Storage: Don’t cut off the stem! Store the whole butternut squash in a cool, dry place (for example in the basement, pantry or vegetable drawer of the refrigerator). They can be stored for a couple months. Already cut butternut squash can be wrapped in plastic wrap and kept for 3-4 days in the refrigerator. Freezing it is also possible. For diced butternut squash, blanch for 1-2 minutes in boiling salted water, drain and let cool. Then freeze in well-sealed bags or cans.
Preparation: Butternut squash is very hard, so you will need to crack it with a sharp serrated knife, or bread knife. Then you can easily remove the seeds with a spoon. Then remove the stem and cut the flesh away from the skin. Sound complicated? After removing the seeds, cut the flesh into cubes. Depending on the recipe you can also simply cut the squash into slices.
EAT SMARTER recommendations for butternut squash:
If you are short on time you can grate butternut squash in a food grater or in a food processor. This significantly decreases cooking times and is great for recipes like soups, risottos or pumpkin pies.

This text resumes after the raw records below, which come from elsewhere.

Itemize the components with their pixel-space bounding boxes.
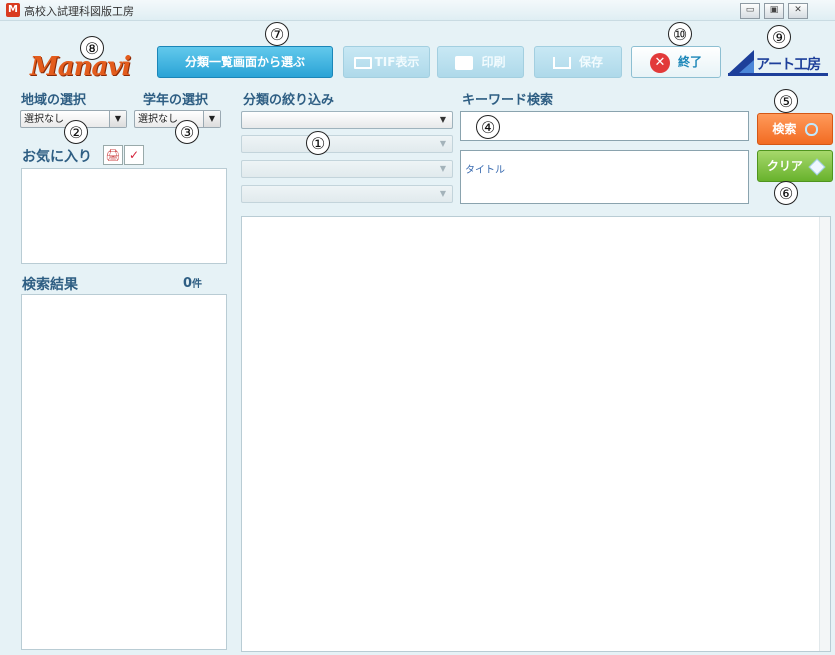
- search-button[interactable]: 検索: [757, 113, 833, 145]
- brand-underline: [728, 73, 828, 76]
- clear-button-label: クリア: [766, 159, 803, 173]
- save-tray-icon: [552, 56, 571, 69]
- exit-label: 終了: [677, 55, 702, 69]
- category-combo-3[interactable]: ▼: [241, 160, 453, 178]
- tif-view-label: TIF表示: [374, 55, 420, 69]
- favorites-label: お気に入り: [22, 149, 92, 165]
- clear-button[interactable]: クリア: [757, 150, 833, 182]
- callout-2: ②: [64, 120, 88, 144]
- printer-icon: [455, 55, 474, 70]
- search-results-label: 検索結果: [22, 277, 78, 293]
- callout-10: ⑩: [668, 22, 692, 46]
- category-combo-2[interactable]: ▼: [241, 135, 453, 153]
- callout-9: ⑨: [767, 25, 791, 49]
- result-count-number: 0: [183, 276, 193, 291]
- eraser-icon: [808, 158, 826, 175]
- chevron-down-icon: ▼: [439, 164, 447, 173]
- app-icon: M: [6, 3, 20, 17]
- keyword-input[interactable]: [460, 111, 749, 141]
- save-label: 保存: [578, 55, 603, 69]
- result-count-unit: 件: [192, 279, 203, 290]
- window-title: 高校入試理科図版工房: [24, 5, 134, 18]
- search-icon: [804, 123, 818, 136]
- print-button[interactable]: 印刷: [437, 46, 524, 78]
- region-label: 地域の選択: [21, 93, 87, 108]
- restore-button[interactable]: ▣: [764, 3, 784, 19]
- preview-scrollbar[interactable]: [819, 217, 830, 651]
- region-select-value: 選択なし: [24, 114, 64, 125]
- tif-view-button[interactable]: TIF表示: [343, 46, 430, 78]
- select-from-category-list-button[interactable]: 分類一覧画面から選ぶ: [157, 46, 333, 78]
- callout-5: ⑤: [774, 89, 798, 113]
- monitor-icon: [353, 56, 372, 69]
- chevron-down-icon: ▼: [109, 111, 126, 127]
- search-results-list[interactable]: [21, 294, 227, 650]
- chevron-down-icon: ▼: [203, 111, 220, 127]
- print-favorites-icon[interactable]: 🖨: [103, 145, 123, 165]
- title-bar: M 高校入試理科図版工房 ▭ ▣ ✕: [0, 0, 835, 21]
- close-window-button[interactable]: ✕: [788, 3, 808, 19]
- save-button[interactable]: 保存: [534, 46, 622, 78]
- category-combo-1[interactable]: ▼: [241, 111, 453, 129]
- close-circle-icon: ✕: [649, 52, 670, 73]
- category-filter-label: 分類の絞り込み: [243, 93, 335, 108]
- chevron-down-icon: ▼: [439, 189, 447, 198]
- triangle-logo-icon: [728, 50, 754, 74]
- callout-4: ④: [476, 115, 500, 139]
- title-field[interactable]: タイトル: [460, 150, 749, 204]
- title-field-placeholder: タイトル: [465, 165, 505, 176]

Recipe Ideas: Butternut squash is rightly regarded as universal because it is extremely versatile. Its flesh is great for soups like our pumpkin-carrot soup, the extra-low-calorie pumpkin and ginger soup or a noble pumpkin shrimp soup. Butternut squash can also be made into a purée or added into a warm salad with chickpeas. For our recipe for roasted pumpkin slices you can also take butternut squash instead of Hokkaido pumpkin. Always true: Butternut squash can be used instead of any other type of squash.
Cooking: Squash is extremely delicious when baked. Cut the squash lengthwise, take out the seeds and add a little salt and pepper. Sprinkle with olive oil and put butternut squash on a baking sheet. Bake it for 25-30 minutes are 180 Celsius / 350 Fahrenheit.
Seasoning: If you want to experiment you can add pretty much any spice. The mild flesh goes great with strong flavors such as garlic, curry, chili or fresh herbs.